The veteran guard has proven to be far more than salary filler in the midseason deal that sent Derrick White to Boston in exchange for future picks.

San Antonio Spurs v Denver Nuggets Photo by Bart Young/NBAE via Getty Images

As far as 34-win seasons go, you could do worse than the 2021-22 Spurs’ run, which carries over into the quasi-postseason with likely top-10 lottery odds as a kicker. One of its many pleasant developments has been the midseason arrival of Josh Richardson, the 28-year-old swingman who most of us knew as a standout in Miami who for reasons unknown didn’t quite stick in his next three stops.

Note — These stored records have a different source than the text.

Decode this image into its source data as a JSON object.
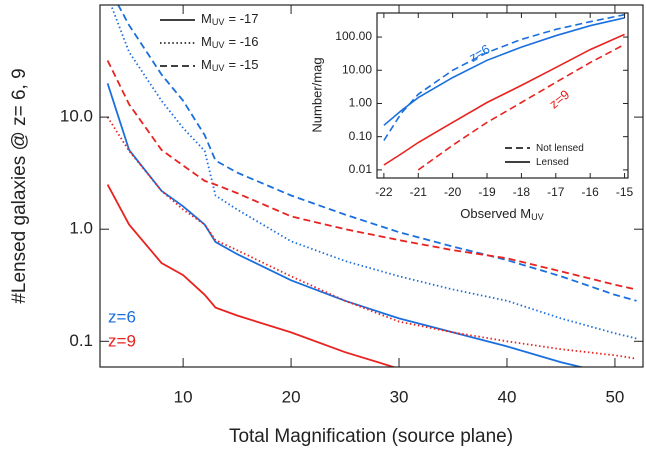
{
  "chart_data": [
    {
      "type": "line",
      "xlabel": "Total Magnification (source plane)",
      "ylabel": "#Lensed galaxies @ z= 6, 9",
      "x": [
        3,
        5,
        8,
        10,
        12,
        13,
        15,
        20,
        25,
        30,
        35,
        40,
        45,
        50,
        52
      ],
      "xlim": [
        2.3,
        52.6
      ],
      "xticks": [
        10,
        20,
        30,
        40,
        50
      ],
      "ylog": true,
      "ylim": [
        0.059,
        100
      ],
      "yticks": [
        0.1,
        {
          "value": 1,
          "label": "1.0"
        },
        {
          "value": 10,
          "label": "10.0"
        }
      ],
      "series": [
        {
          "color": "#1a6fdf",
          "dash": "solid",
          "values": [
            20,
            5.1,
            2.2,
            1.6,
            1.1,
            0.77,
            0.6,
            0.35,
            0.23,
            0.16,
            0.12,
            0.09,
            0.065,
            0.05,
            0.045
          ]
        },
        {
          "color": "#1a6fdf",
          "dash": "dotted",
          "values": [
            120,
            38,
            14,
            8,
            5,
            2,
            1.5,
            0.78,
            0.52,
            0.38,
            0.29,
            0.23,
            0.16,
            0.118,
            0.106
          ]
        },
        {
          "color": "#1a6fdf",
          "dash": "dashed",
          "values": [
            150,
            66,
            24,
            14,
            6.9,
            4.1,
            3.2,
            2,
            1.35,
            0.94,
            0.7,
            0.53,
            0.38,
            0.26,
            0.23
          ]
        },
        {
          "color": "#e8231f",
          "dash": "solid",
          "values": [
            2.5,
            1.1,
            0.5,
            0.39,
            0.26,
            0.2,
            0.17,
            0.12,
            0.08,
            0.057,
            null,
            null,
            null,
            null,
            null
          ]
        },
        {
          "color": "#e8231f",
          "dash": "dotted",
          "values": [
            10,
            5,
            2.2,
            1.5,
            1.1,
            0.8,
            0.65,
            0.38,
            0.23,
            0.15,
            0.12,
            0.1,
            0.085,
            0.075,
            0.07
          ]
        },
        {
          "color": "#e8231f",
          "dash": "dashed",
          "values": [
            32,
            13,
            5.1,
            3.7,
            2.7,
            2.5,
            2.1,
            1.3,
            1.0,
            0.8,
            0.65,
            0.55,
            0.42,
            0.32,
            0.29
          ]
        }
      ],
      "legend": [
        {
          "label": "M",
          "sub": "UV",
          "suffix": "= -17",
          "dash": "solid",
          "color": "#000000"
        },
        {
          "label": "M",
          "sub": "UV",
          "suffix": "= -16",
          "dash": "dotted",
          "color": "#000000"
        },
        {
          "label": "M",
          "sub": "UV",
          "suffix": "= -15",
          "dash": "dashed",
          "color": "#000000"
        }
      ],
      "annotations": [
        {
          "text": "z=6",
          "color": "#1a6fdf"
        },
        {
          "text": "z=9",
          "color": "#e8231f"
        }
      ]
    },
    {
      "type": "line",
      "xlabel": "Observed M",
      "xlabel_sub": "UV",
      "ylabel": "Number/mag",
      "x": [
        -22,
        -21.5,
        -21,
        -20,
        -19,
        -18,
        -17,
        -16,
        -15
      ],
      "xlim": [
        -22.2,
        -14.9
      ],
      "xticks": [
        -22,
        -21,
        -20,
        -19,
        -18,
        -17,
        -16,
        -15
      ],
      "ylog": true,
      "ylim": [
        0.0057,
        530
      ],
      "yticks": [
        {
          "value": 0.01,
          "label": "0.01"
        },
        {
          "value": 0.1,
          "label": "0.10"
        },
        {
          "value": 1,
          "label": "1.00"
        },
        {
          "value": 10,
          "label": "10.00"
        },
        {
          "value": 100,
          "label": "100.00"
        }
      ],
      "series": [
        {
          "color": "#1a6fdf",
          "dash": "solid",
          "values": [
            0.22,
            0.6,
            1.5,
            6,
            20,
            50,
            110,
            220,
            380
          ]
        },
        {
          "color": "#1a6fdf",
          "dash": "dashed",
          "values": [
            0.077,
            0.5,
            1.9,
            10,
            34,
            85,
            170,
            290,
            470
          ]
        },
        {
          "color": "#e8231f",
          "dash": "solid",
          "values": [
            0.014,
            0.03,
            0.067,
            0.27,
            1.07,
            3.5,
            12,
            42,
            120
          ]
        },
        {
          "color": "#e8231f",
          "dash": "dashed",
          "values": [
            null,
            null,
            0.01,
            0.055,
            0.27,
            1.07,
            4.3,
            17,
            60
          ]
        }
      ],
      "legend": [
        {
          "label": "Not lensed",
          "dash": "dashed",
          "color": "#000000"
        },
        {
          "label": "Lensed",
          "dash": "solid",
          "color": "#000000"
        }
      ],
      "annotations": [
        {
          "text": "z=6",
          "color": "#1a6fdf"
        },
        {
          "text": "z=9",
          "color": "#e8231f"
        }
      ]
    }
  ]
}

Maybe it was that second detail that muted expectations, maybe it was the emotional reckoning with Derrick White’s departure — either way, few would’ve predicted what Richardson’s delivered statistically or otherwise. Those numbers as a Spur have been mostly good or great, whether it’s raw averages (roughly 11 points, 3 rebounds, 2.5 assists and a steal) or net rating (+6.1), where he’s paced all rotation players. He’s been shockingly proficient from deep (over 43% on over 4 attempts), creative off the dribble, and extremely active on the defensive end (2nd on the team in deflections per game).

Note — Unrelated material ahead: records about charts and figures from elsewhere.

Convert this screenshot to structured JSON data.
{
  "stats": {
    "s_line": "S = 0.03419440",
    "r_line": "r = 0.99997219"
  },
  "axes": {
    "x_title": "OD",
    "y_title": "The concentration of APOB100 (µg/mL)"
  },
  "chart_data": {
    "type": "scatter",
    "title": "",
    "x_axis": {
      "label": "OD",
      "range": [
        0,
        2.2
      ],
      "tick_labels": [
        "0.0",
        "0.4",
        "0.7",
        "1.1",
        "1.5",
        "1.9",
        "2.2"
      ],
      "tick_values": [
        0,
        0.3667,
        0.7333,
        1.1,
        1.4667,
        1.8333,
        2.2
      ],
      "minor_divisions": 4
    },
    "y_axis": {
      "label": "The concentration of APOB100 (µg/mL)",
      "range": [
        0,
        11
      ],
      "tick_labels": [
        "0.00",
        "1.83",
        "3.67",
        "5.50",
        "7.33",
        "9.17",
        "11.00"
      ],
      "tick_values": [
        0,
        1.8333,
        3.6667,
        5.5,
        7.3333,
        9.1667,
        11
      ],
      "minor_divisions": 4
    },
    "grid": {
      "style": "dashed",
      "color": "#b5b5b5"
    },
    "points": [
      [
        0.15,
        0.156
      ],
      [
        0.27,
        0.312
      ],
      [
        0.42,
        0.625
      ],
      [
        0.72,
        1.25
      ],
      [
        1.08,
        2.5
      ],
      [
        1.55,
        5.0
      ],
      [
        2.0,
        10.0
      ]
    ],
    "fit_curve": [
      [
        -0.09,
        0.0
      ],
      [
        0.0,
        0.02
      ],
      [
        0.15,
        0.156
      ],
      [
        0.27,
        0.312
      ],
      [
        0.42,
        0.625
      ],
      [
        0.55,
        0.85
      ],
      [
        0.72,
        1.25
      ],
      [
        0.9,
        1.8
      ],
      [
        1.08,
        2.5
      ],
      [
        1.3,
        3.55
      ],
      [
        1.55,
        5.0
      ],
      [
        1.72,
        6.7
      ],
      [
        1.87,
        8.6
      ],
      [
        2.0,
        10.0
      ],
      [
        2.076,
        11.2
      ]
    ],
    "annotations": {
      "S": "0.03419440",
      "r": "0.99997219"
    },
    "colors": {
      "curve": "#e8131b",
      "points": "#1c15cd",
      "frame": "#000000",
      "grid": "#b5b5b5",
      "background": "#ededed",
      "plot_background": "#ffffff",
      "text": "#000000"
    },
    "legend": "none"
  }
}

Production is great, but what’s made Richardson a joy to watch has been the energy that’s come with it from day one which, for him, was Game 60 of the regular season. Despite Gregg Popovich noting Richardson’s unfamiliarity with the plays the team is routinely running, he’s suited the team like a Fiesta-colored suit, making up for that lack of corporate knowledge with effort, veteran savvy and an infectious ebullience. Part of that impact was highlighted in Tom Orsborn’s terrific piece on Richardson and Josh Primo, which goes into the former’s embracing a role as the team’s “Young OG” and taking the rookie under his wing.

“He’s helped me a whole lot just in terms of staying confident and just trusting in what I have been working on, trusting in what the team knows I can do,” Primo said. “He pours confidence into me and gives me pointers on where I can be more effective.”

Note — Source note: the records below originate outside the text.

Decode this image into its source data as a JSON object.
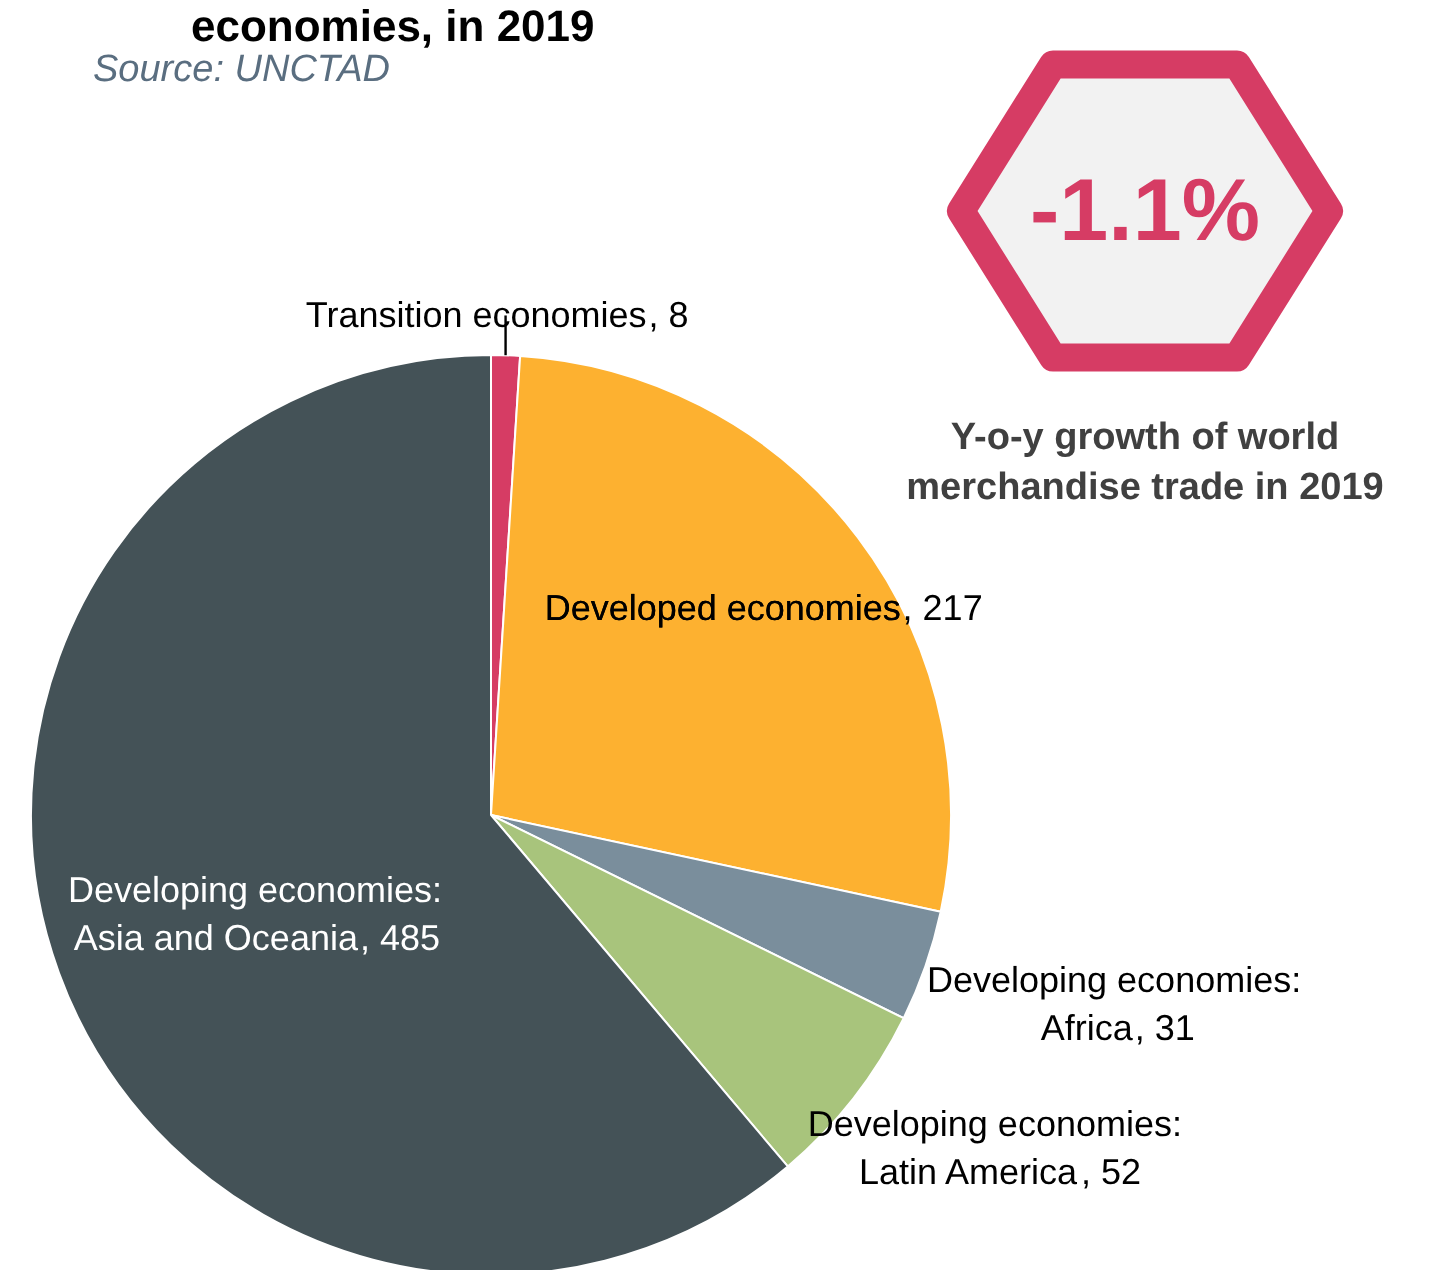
{
  "chart_data": {
    "type": "pie",
    "title": "economies, in 2019",
    "subtitle": "Source: UNCTAD",
    "categories": [
      "Transition economies",
      "Developed economies",
      "Developing economies: Africa",
      "Developing economies: Latin America",
      "Developing economies: Asia and Oceania"
    ],
    "values": [
      8,
      217,
      31,
      52,
      485
    ],
    "colors": [
      "#d63c64",
      "#fdb130",
      "#7a8e9c",
      "#a8c47c",
      "#445257"
    ],
    "value_labels": [
      ", 8",
      ", 217",
      ", 31",
      ", 52",
      ", 485"
    ],
    "annotations": [
      "-1.1%",
      "Y-o-y growth of world merchandise trade in 2019"
    ]
  }
}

Richardson’s contract is guaranteed through 2023, which may leave the front office weighing whether to run it back with him next year or capitalize on his likely-elevated market value among contenders who could use the extra epoxy and backcourt punch in exchange for a future-facing piece. Just don’t let the speculation detract from the welcome surprise he continues to be as a Spur.